As quickly as the sheep had sprung from the car, its throat was slit and it slumped to the ground. I couldn’t turn away. I remember hearing cheers from the women and children. The animal was swiftly strung up by its hind legs to one of the trees; the testicles were removed and held up into the air while the men chanted. They were then buried along with several vital organs in the hole that had been prepared. The animal was stripped of its hide in one fell swoop, pulled down from the top and over its head like a sweater. I remember the sounds of the bones cracking when they removed the front hooves to pull the inside-out skin from the body.
I was horrified at this point and if that weren’t enough, several more vehicles had arrived and were preparing to repeat the ritual again and again. All told, five sheep were sacrificed outside our window, on the little strip of grass, on that beautiful day. I remember sitting in on the floor of the shower, running the water, cupping my hands over my ears in an attempt to drown out the sounds of the hacking and cracking. We had nowhere to run and no way to get away from the chaos.”
What a classroom!
Early in the morning on the day after the sheep were sacrificed, about 3:00 a.m., I heard the most beautiful pastoral prayer being sung over the old village. As “Homo Necans” had forecast, the demand for blood had been met.

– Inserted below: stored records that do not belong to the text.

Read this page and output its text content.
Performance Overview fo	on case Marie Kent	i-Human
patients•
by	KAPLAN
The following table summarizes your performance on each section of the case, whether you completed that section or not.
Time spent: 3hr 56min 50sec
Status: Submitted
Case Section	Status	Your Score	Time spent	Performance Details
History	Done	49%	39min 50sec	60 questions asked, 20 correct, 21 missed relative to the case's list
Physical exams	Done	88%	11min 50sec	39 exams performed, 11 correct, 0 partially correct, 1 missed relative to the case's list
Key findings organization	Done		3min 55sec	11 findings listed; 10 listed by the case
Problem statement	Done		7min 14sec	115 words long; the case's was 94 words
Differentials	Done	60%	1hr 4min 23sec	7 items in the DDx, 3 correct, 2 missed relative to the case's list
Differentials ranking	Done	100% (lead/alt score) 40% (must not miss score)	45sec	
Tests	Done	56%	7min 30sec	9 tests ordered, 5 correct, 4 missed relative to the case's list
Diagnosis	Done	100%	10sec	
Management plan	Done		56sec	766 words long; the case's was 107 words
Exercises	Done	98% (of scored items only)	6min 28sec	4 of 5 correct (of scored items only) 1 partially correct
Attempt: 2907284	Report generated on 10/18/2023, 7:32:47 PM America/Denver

A grateful community felt the love of Allah and family under the tranquil poetry from the Koran sung by the muezzin across from the Guest House.
Walter Burkert, the amazing anthropologist who wrote “Home Necans,” says that “blood and violence lurk fascinatingly at the very heart of religion.” He writes that “the Old Testament covenant could come only after Abraham had decided to sacrifice his child” and Christianity through “the death of God’s innocent son.”

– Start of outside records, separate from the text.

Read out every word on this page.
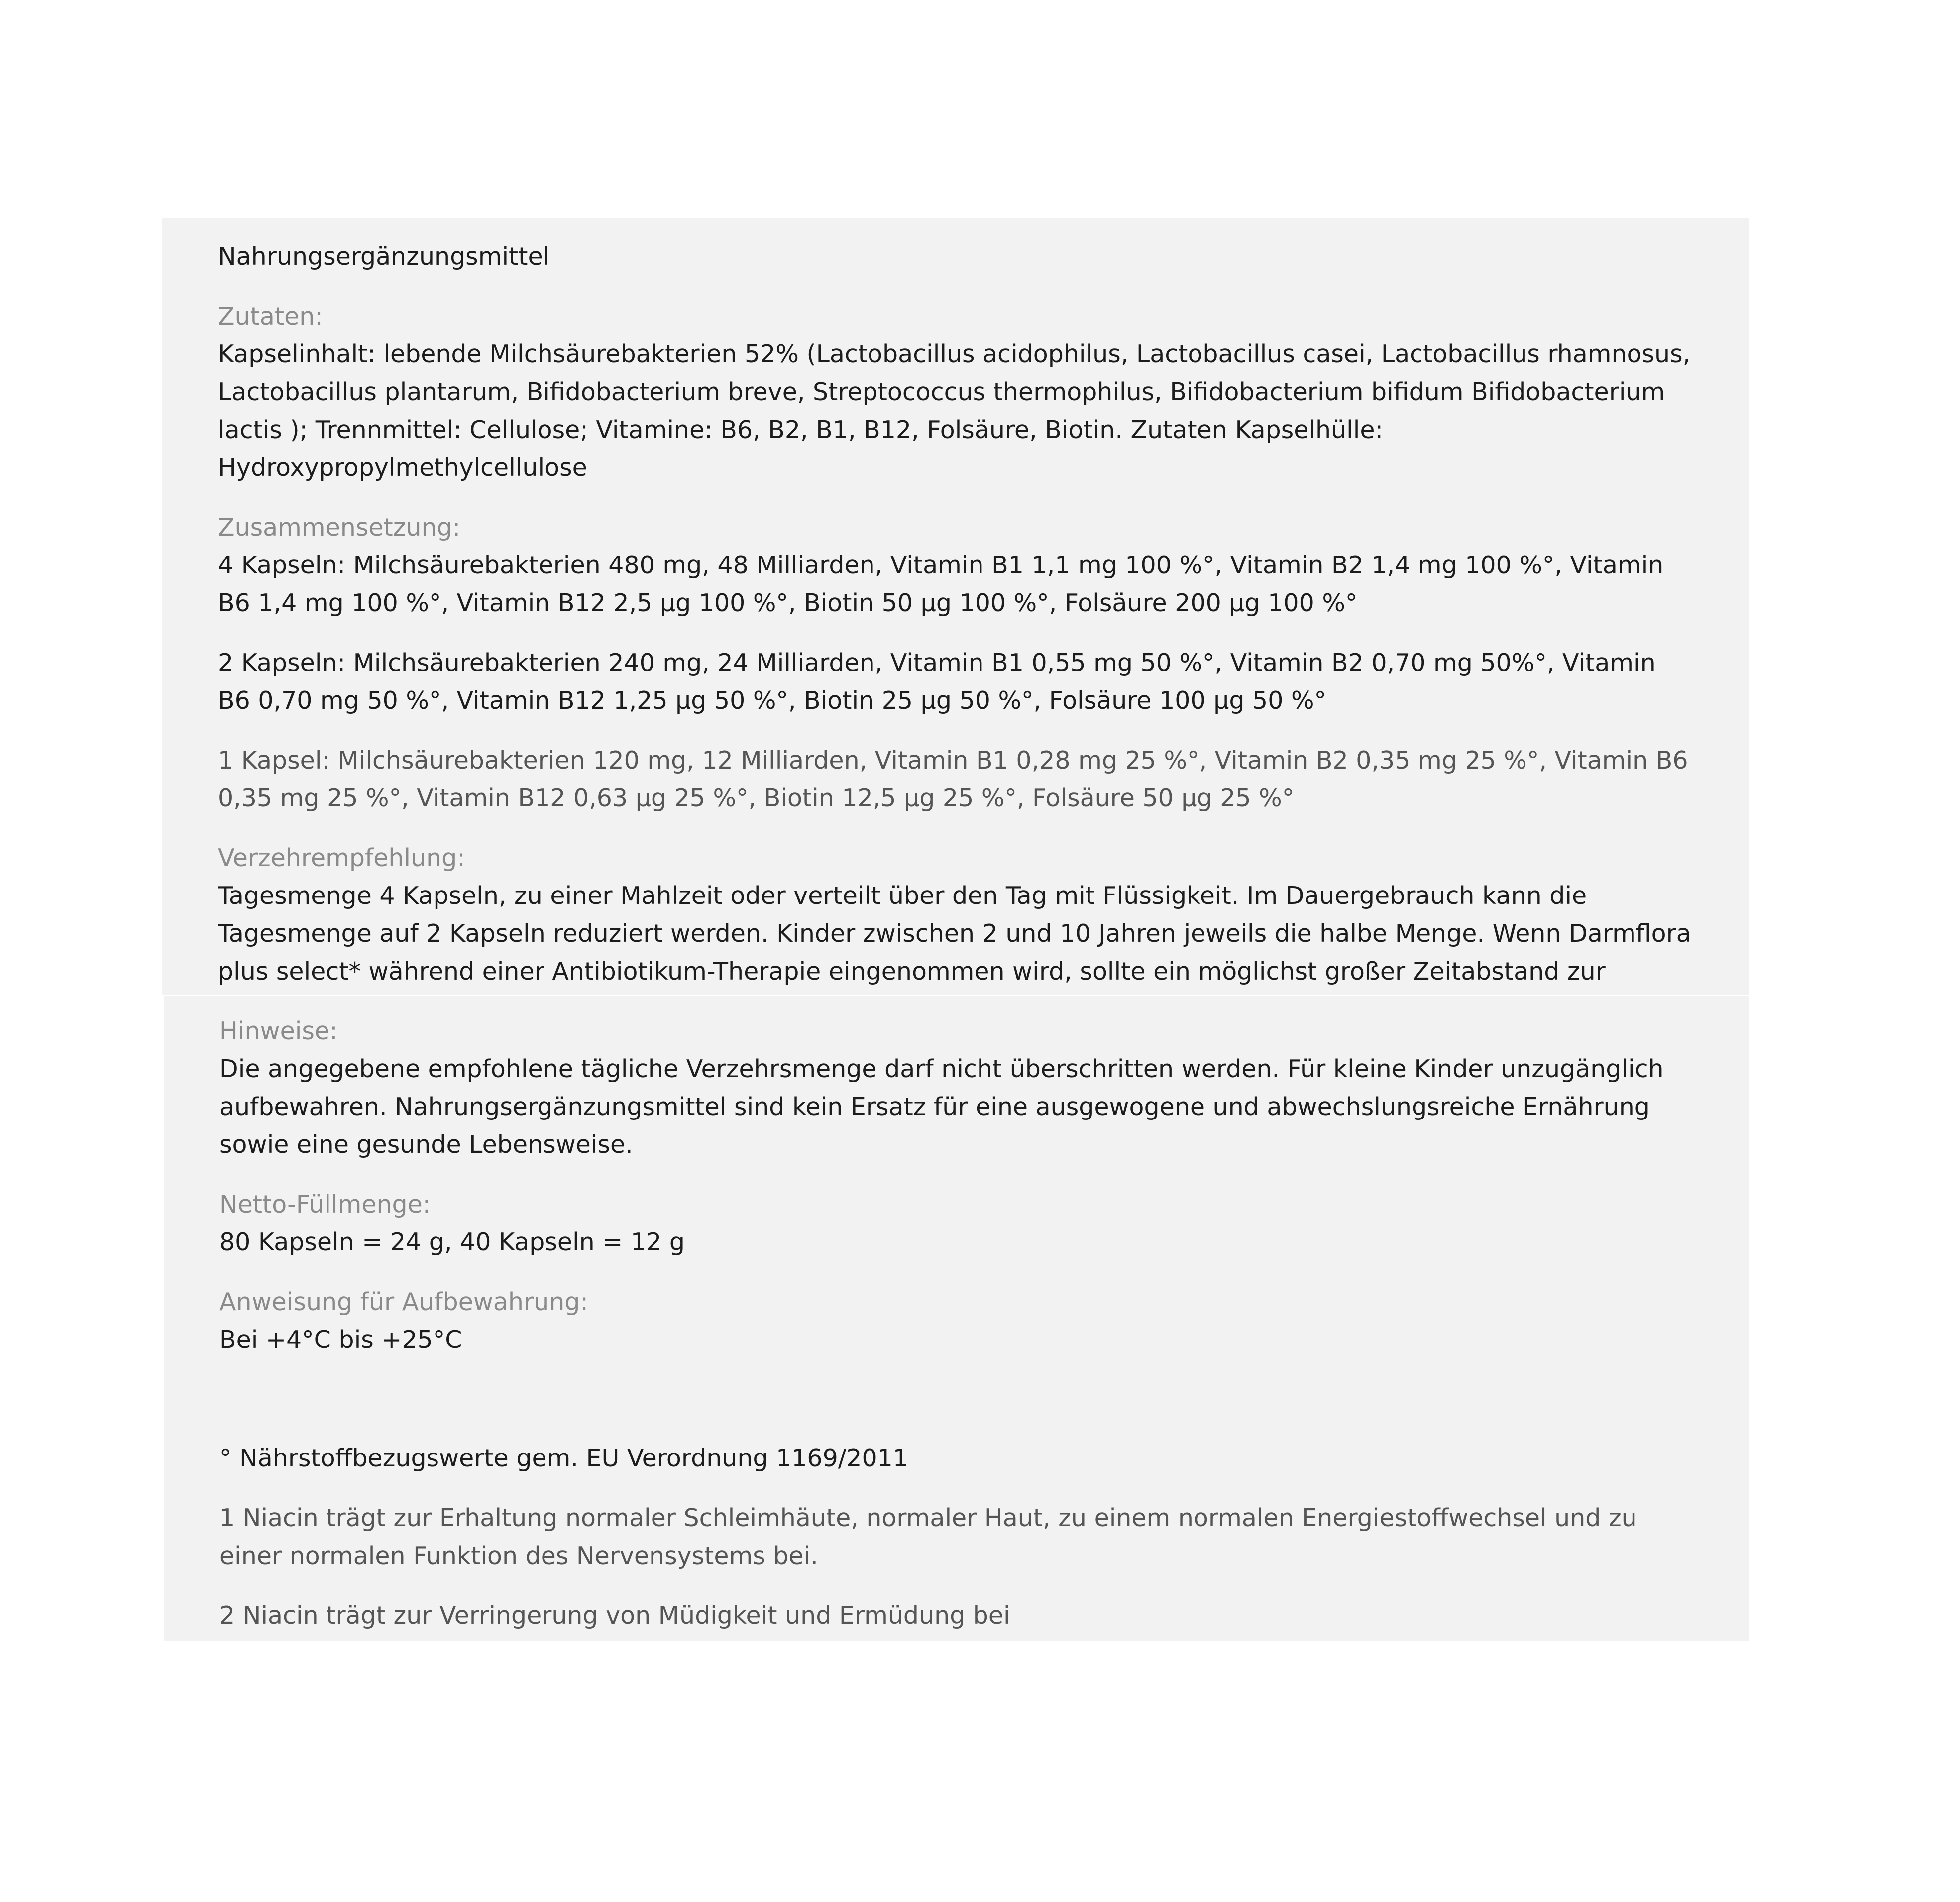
Nahrungsergänzungsmittel

Zutaten:

Kapselinhalt: lebende Milchsäurebakterien 52% (Lactobacillus acidophilus, Lactobacillus casei, Lactobacillus rhamnosus, Lactobacillus plantarum, Bifidobacterium breve, Streptococcus thermophilus, Bifidobacterium bifidum Bifidobacterium lactis ); Trennmittel: Cellulose; Vitamine: B6, B2, B1, B12, Folsäure, Biotin. Zutaten Kapselhülle: Hydroxypropylmethylcellulose

Zusammensetzung:

4 Kapseln: Milchsäurebakterien 480 mg, 48 Milliarden, Vitamin B1 1,1 mg 100 %°, Vitamin B2 1,4 mg 100 %°, Vitamin B6 1,4 mg 100 %°, Vitamin B12 2,5 µg 100 %°, Biotin 50 µg 100 %°, Folsäure 200 µg 100 %°

2 Kapseln: Milchsäurebakterien 240 mg, 24 Milliarden, Vitamin B1 0,55 mg 50 %°, Vitamin B2 0,70 mg 50%°, Vitamin B6 0,70 mg 50 %°, Vitamin B12 1,25 µg 50 %°, Biotin 25 µg 50 %°, Folsäure 100 µg 50 %°

1 Kapsel: Milchsäurebakterien 120 mg, 12 Milliarden, Vitamin B1 0,28 mg 25 %°, Vitamin B2 0,35 mg 25 %°, Vitamin B6 0,35 mg 25 %°, Vitamin B12 0,63 µg 25 %°, Biotin 12,5 µg 25 %°, Folsäure 50 µg 25 %°

Verzehrempfehlung:

Tagesmenge 4 Kapseln, zu einer Mahlzeit oder verteilt über den Tag mit Flüssigkeit. Im Dauergebrauch kann die Tagesmenge auf 2 Kapseln reduziert werden. Kinder zwischen 2 und 10 Jahren jeweils die halbe Menge. Wenn Darmflora plus select* während einer Antibiotikum-Therapie eingenommen wird, sollte ein möglichst großer Zeitabstand zur

Hinweise:

Die angegebene empfohlene tägliche Verzehrsmenge darf nicht überschritten werden. Für kleine Kinder unzugänglich aufbewahren. Nahrungsergänzungsmittel sind kein Ersatz für eine ausgewogene und abwechslungsreiche Ernährung sowie eine gesunde Lebensweise.

Netto-Füllmenge:

80 Kapseln = 24 g, 40 Kapseln = 12 g

Anweisung für Aufbewahrung:

Bei +4°C bis +25°C

° Nährstoffbezugswerte gem. EU Verordnung 1169/2011

1 Niacin trägt zur Erhaltung normaler Schleimhäute, normaler Haut, zu einem normalen Energiestoffwechsel und zu einer normalen Funktion des Nervensystems bei.

2 Niacin trägt zur Verringerung von Müdigkeit und Ermüdung bei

Perhaps Mel Gibson would be pleased with his attention to blood and sacrifice?
Just off the coast of Ionia (Turkey today), that fertile soil of such great early Greek thinkers as Heraclitis, Anaximander, Thales, Herodotus, are the modern Greek islands. On one of the smaller ones it is likely that the madman of “The Book of Revelations” forecast the collapse of the “evil” Roman empire and the cosmic victory of the bleeding Christ. “Apocalypse Now” didn’t first come by film in Vietnam and Cambodia, rather it arrived on the island of Patmos around 100 A.D.
In the patio of a quiet hotel we retained the view from earlier in the day before dinner. We had swam off the northern end of the island of John in sinless water in the late morning. The rocks below brought purity to the sea. The Aegean didn’t separate us very far from that pregnant coast of early Greek thinking.
Bougainvilleas of brilliant purple hovered over our pre-meal seminar.